Monday, August 15, 2011

Editing, the Gentler Side

Editing professionals is often difficult. Few writers thank you for bloodying their pages. Editing amateurs is usually much worse. Case in point: editing my sister's story for anthology submission.

Professionals, and most advanced amateurs, realize that what they write isn't perfect and it often takes a practiced eye to catch the faux pas, grammar goofs, and sentence structure problems that should be fixed, especially if publication is the goal. Editing my sister is always an exercise in perceived brutality and rampant perfectionism (mine) and inflicted pain and torture (hers). I am neither a brute nor a rampant perfectionist, but you will not convince her of that. I live to correct her. No, I live to write and correcting writing is a byproduct of the process, and I've dealt with my share of slash and burn sessions with editors, some of which I accepted with grace and some I accepted with grace after a spate of turning the air blue with curses, calling the editors' intelligence and competence into question, and envisioning the editor staked out naked over a red ant hill covered in honey in the middle of a desert with a pool of water just out of reach, although those incidents are rare and no editors have been harmed, except within the confines of my very fertile brain.

My sister (I'll call her Beanie. It is her nickname after all) sent me her essay about taking care of our dad when he was dying of cancer four years ago. She got a few facts wrong (dying four years ago and not five) and has a tendency toward run-on sentences, most of which are immediately apparent. It's the way she talks as well. It's partly my fault because I told her to talk it out and then type up what she recorded.

The central theme of the essay is taking care of dad and how that felt, which is in there. It is buried beneath a ton of sibling rancor and emotional detritus that is not going to make it into an anthology that is meant to feature the up side of life. This is all mostly downer. I get to tell her that she needs to dump most of what she has written and write more. She's going to love me.

The point is to do this delicately without hurting her feelings too much. She expects a little pain since she's known me all her life, but the pain must be quick and minimal. It's a balancing act.

The trick is to point up the good things -- and there are a few of those -- and show how to make the bad things go away or improve with a positive slant, sort of like political spin, except not so blatant.

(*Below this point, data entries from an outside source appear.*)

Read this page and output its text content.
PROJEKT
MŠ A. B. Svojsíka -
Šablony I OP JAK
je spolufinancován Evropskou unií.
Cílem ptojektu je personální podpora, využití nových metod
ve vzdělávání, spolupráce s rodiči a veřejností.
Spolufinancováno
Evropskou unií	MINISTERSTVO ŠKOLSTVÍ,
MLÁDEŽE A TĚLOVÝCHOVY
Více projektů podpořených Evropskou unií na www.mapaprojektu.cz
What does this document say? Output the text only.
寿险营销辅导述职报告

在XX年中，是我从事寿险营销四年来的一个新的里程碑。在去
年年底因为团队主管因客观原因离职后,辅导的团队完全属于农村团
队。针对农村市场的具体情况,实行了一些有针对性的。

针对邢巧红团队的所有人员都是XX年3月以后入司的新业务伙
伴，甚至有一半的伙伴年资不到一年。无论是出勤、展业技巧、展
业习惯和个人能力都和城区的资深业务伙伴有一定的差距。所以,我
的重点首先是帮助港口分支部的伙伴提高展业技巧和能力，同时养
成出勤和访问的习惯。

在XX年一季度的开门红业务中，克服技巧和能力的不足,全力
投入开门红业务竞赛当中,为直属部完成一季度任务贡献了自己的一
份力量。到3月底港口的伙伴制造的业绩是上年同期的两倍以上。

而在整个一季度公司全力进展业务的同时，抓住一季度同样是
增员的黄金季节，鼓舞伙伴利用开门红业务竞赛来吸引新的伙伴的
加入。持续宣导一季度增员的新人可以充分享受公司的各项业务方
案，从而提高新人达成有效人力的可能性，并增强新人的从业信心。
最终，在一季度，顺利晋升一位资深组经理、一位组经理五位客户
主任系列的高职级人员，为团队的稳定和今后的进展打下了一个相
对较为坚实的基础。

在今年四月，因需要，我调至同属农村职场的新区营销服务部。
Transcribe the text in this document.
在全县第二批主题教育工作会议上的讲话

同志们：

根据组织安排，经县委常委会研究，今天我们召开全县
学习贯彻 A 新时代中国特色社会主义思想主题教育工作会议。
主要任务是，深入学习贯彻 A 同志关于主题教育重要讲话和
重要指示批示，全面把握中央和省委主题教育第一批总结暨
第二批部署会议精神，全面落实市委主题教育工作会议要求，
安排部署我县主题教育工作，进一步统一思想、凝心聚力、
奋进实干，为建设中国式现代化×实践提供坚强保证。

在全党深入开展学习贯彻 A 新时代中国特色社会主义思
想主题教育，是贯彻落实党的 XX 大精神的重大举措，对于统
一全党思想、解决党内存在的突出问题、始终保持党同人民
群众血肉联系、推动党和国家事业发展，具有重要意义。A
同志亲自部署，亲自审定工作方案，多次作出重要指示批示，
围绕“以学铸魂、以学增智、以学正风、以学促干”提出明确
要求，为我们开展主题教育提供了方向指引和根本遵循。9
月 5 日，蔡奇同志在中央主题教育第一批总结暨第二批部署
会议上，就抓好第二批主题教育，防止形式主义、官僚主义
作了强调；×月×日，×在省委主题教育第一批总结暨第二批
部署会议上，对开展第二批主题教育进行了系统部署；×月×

The point of the essay -- how difficult it was to balance her own life with taking care of dad -- is buried three paragraphs down and the dialogue is not in dialogue format. The latter is an easy fix. More description is needed, like how dad looked and how she saw him, and that will be fairly easy to fix once I can dig and drag it out of her. Beanie is a very private person and not so in your face and out there as I am. Another balancing act is necessary: me balancing criticism with praise and guidance.

It can be done and, in this case, must be done. Even if Beanie never writes anything else for publication, at least she will have tangible evidence that she wrote a memorial to Dad and shared it with others. It will be cathartic and also a bit of an ego boost that she had something published, both of which she needs right now. My job is to get her published.

One thing I've learned in editing and critiquing is that people remember what they read last. It is important to emphasize the praise and gently insert the criticism. I must do something right because, despite my red pen wielding slash-and-burn editing sessions, many of the writers I work with keep coming back and sending more people my way. I'm certain they turned the air blue and cursed me to the lowest circle of hell before they thanked me for my help. Beanie will curse me directly and will remember the time I slashed and burned my way through her writing right before she thanks me for helping her make the writing better.

When Beanie was taking some college English courses, she ranted about my editing. When I asked her what grades she received, she smiled and said she passed with an A. I hope a similar scenario will ensue, which is writer speak for, I hope she feels the same way this time.

In editing, as in dealing with anyone who could be homicidal given the right circumstances, it is best to deal gently with the writer, especially when the writer is an amateur. Use their words to best advantage, praise the good things, and help the writer see why removing a chunk of the text makes the work better. Last of all, add a dollop of praise and a pat on the back, and step aside to avoid the sling and arrows of the outraged writer. You'll live longer and be able to edit again.